EU rates hostage to growth and Covid-19.
Eugene Leow22 Jul 2021
    Photo credit: Unsplash Photo


    Market participants will be looking to see how the European Central Bank (ECB) tweaks policy guidance later today under its newly revamped monetary policy strategy. Some of the key points in the new strategy include:

    -defining price stability to a clear and symmetric 2% target in the medium term (compared to an “inflation rate below but close to 2%” previously)

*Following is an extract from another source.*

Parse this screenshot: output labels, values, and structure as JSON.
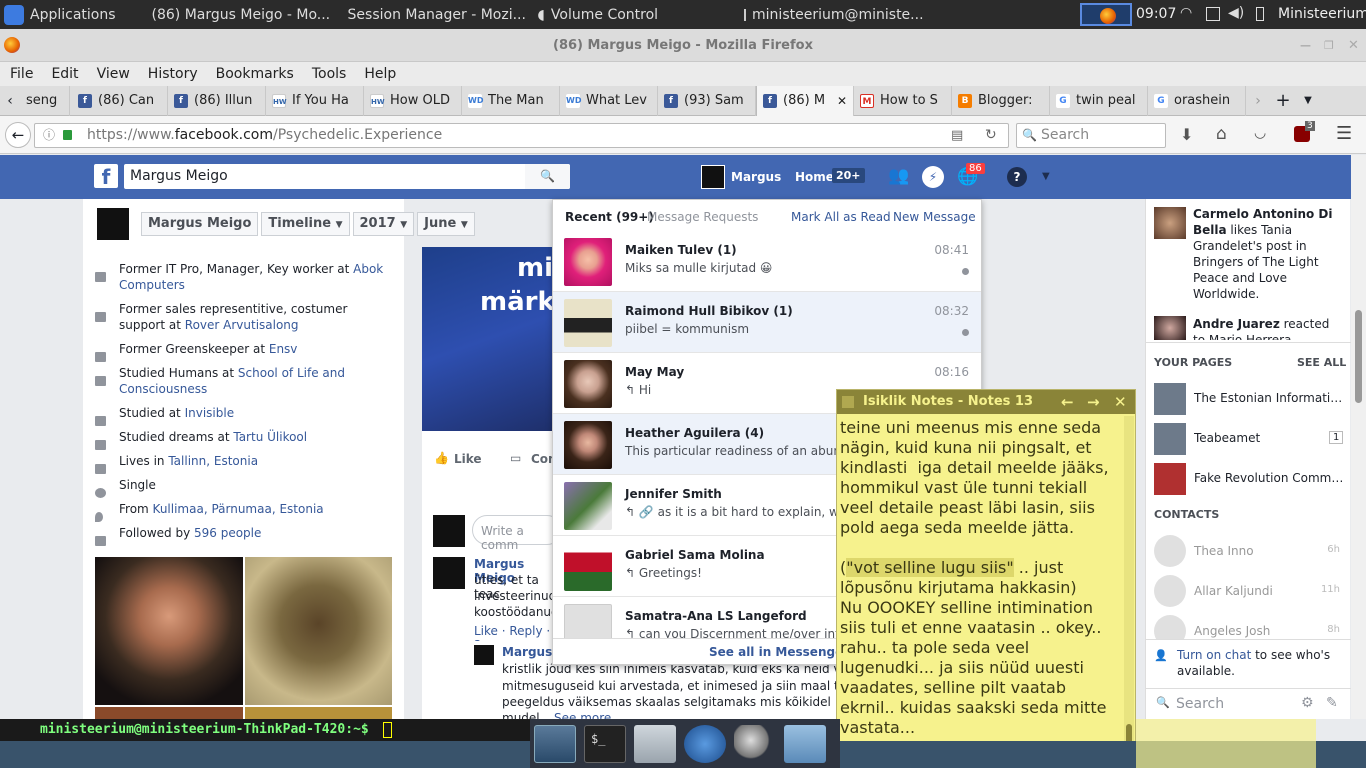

    -the cost of owner-occupied housing is set to be included in the price index over an unspecified timeframe

    -to react forcefully or persistently to deflationary shocks when close to the zero bound

    -commitment to a comprehensive climate-related action plan

    Forward guidance could be strengthened, but we note that the Deposit Rate has been below zero since 2014 with short-term EUR swaps generally not anticipating any rate hikes for an extended period. We suspect that there would be plans to ensure that quantitative easing remains in place when the Pandemic Emergency Purchase Programme (PEPP, EUR 1.85) expires in March 2022. The current pace of bond buying is about EUR100bn per month (of which EUR 80bn PEPP and EUR 20bn Asset Purchase Programme) and is set to slow to just EUR 20bn when PEPP ends. This would entail a far sharper taper timeline than what market currently expects from the Fed. An asset purchase pace of about EUR30-40bn in April (post PEPP) would probably be more palatable and that would require more leeway for the APP to buy bonds.

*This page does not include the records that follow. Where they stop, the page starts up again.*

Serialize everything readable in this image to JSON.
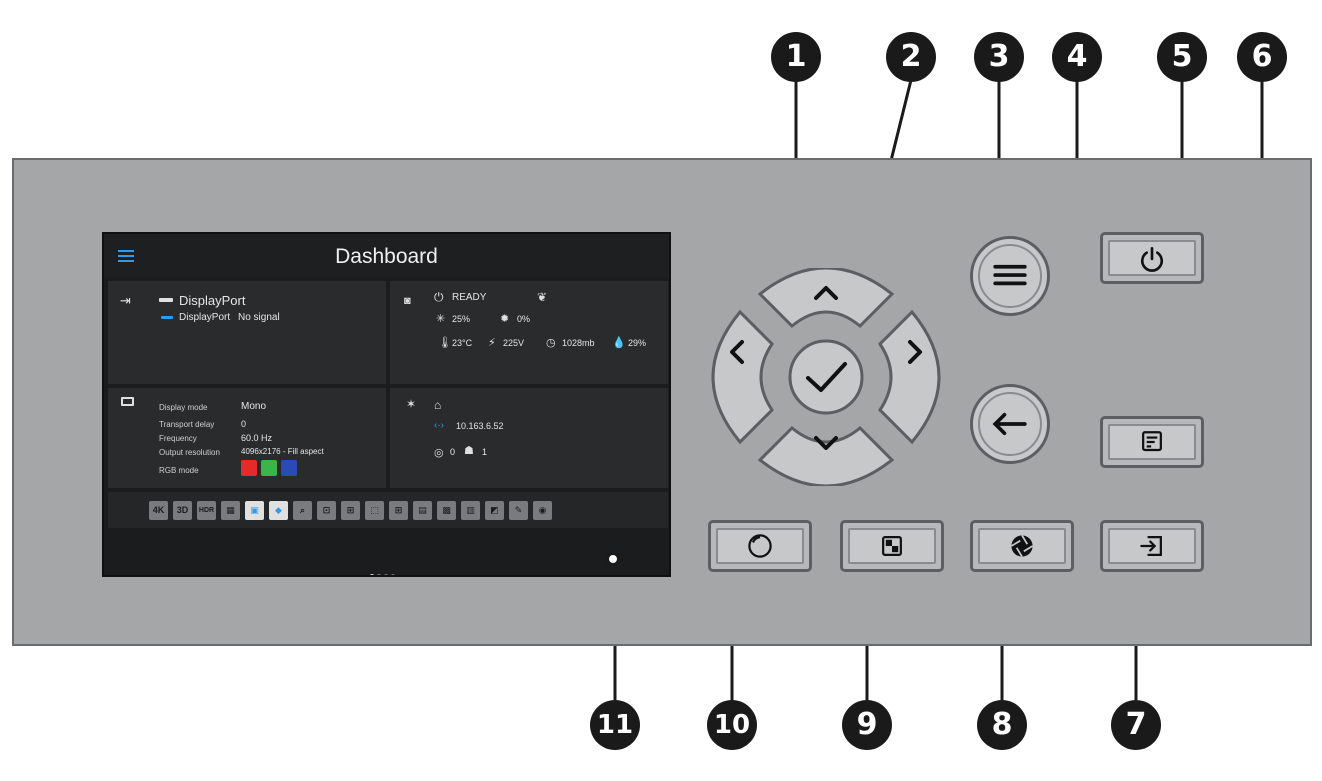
{
  "screen": {
    "title": "Dashboard",
    "input": {
      "source": "DisplayPort",
      "sub_source": "DisplayPort",
      "signal": "No signal"
    },
    "status": {
      "state": "READY",
      "light": "25%",
      "lamp": "0%",
      "temperature": "23°C",
      "voltage": "225V",
      "pressure": "1028mb",
      "humidity": "29%"
    },
    "display": {
      "rows": [
        {
          "label": "Display mode",
          "value": "Mono"
        },
        {
          "label": "Transport delay",
          "value": "0"
        },
        {
          "label": "Frequency",
          "value": "60.0 Hz"
        },
        {
          "label": "Output resolution",
          "value": "4096x2176 - Fill aspect"
        },
        {
          "label": "RGB mode",
          "value": ""
        }
      ],
      "rgb_colors": [
        "#e52a2a",
        "#39b54a",
        "#2a4bb5"
      ]
    },
    "network": {
      "ip": "10.163.6.52",
      "wifi_count": "0",
      "remote_count": "1"
    },
    "icon_row": [
      "4K",
      "3D",
      "HDR"
    ]
  },
  "callouts": [
    "1",
    "2",
    "3",
    "4",
    "5",
    "6",
    "7",
    "8",
    "9",
    "10",
    "11"
  ],
  "colors": {
    "accent": "#2f9be8",
    "panel": "#a5a6a8",
    "screen_bg": "#1b1c1e"
  }
}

    There may not be direct implications on EUR yields / rates. German inflation expectations (as measured by breakevens) have come off high but are still elevated compared over the past few years. We are not convinced that stronger guidance that short-term rates would stay low and that asset purchases would be larger than the current default taper plan (end of PEPP by March 2022) indicate could do much to lift inflation expectations. Longer-term EUR rates are likely still held hostage to the growth outlook and how this could be impacted by rising COVID-19 cases in several parts of Europe. On balance, we think that the Eurozone is better placed than many parts of the world to handle COVID-19 given high levels of vaccinations. However, cautious sentiment is likely to linger, keeping EUR rates depressed until the current COVID-19 wave recedes.

     

    Eugene Leow

    Rates Strategist - G3 & Asia
    [email protected]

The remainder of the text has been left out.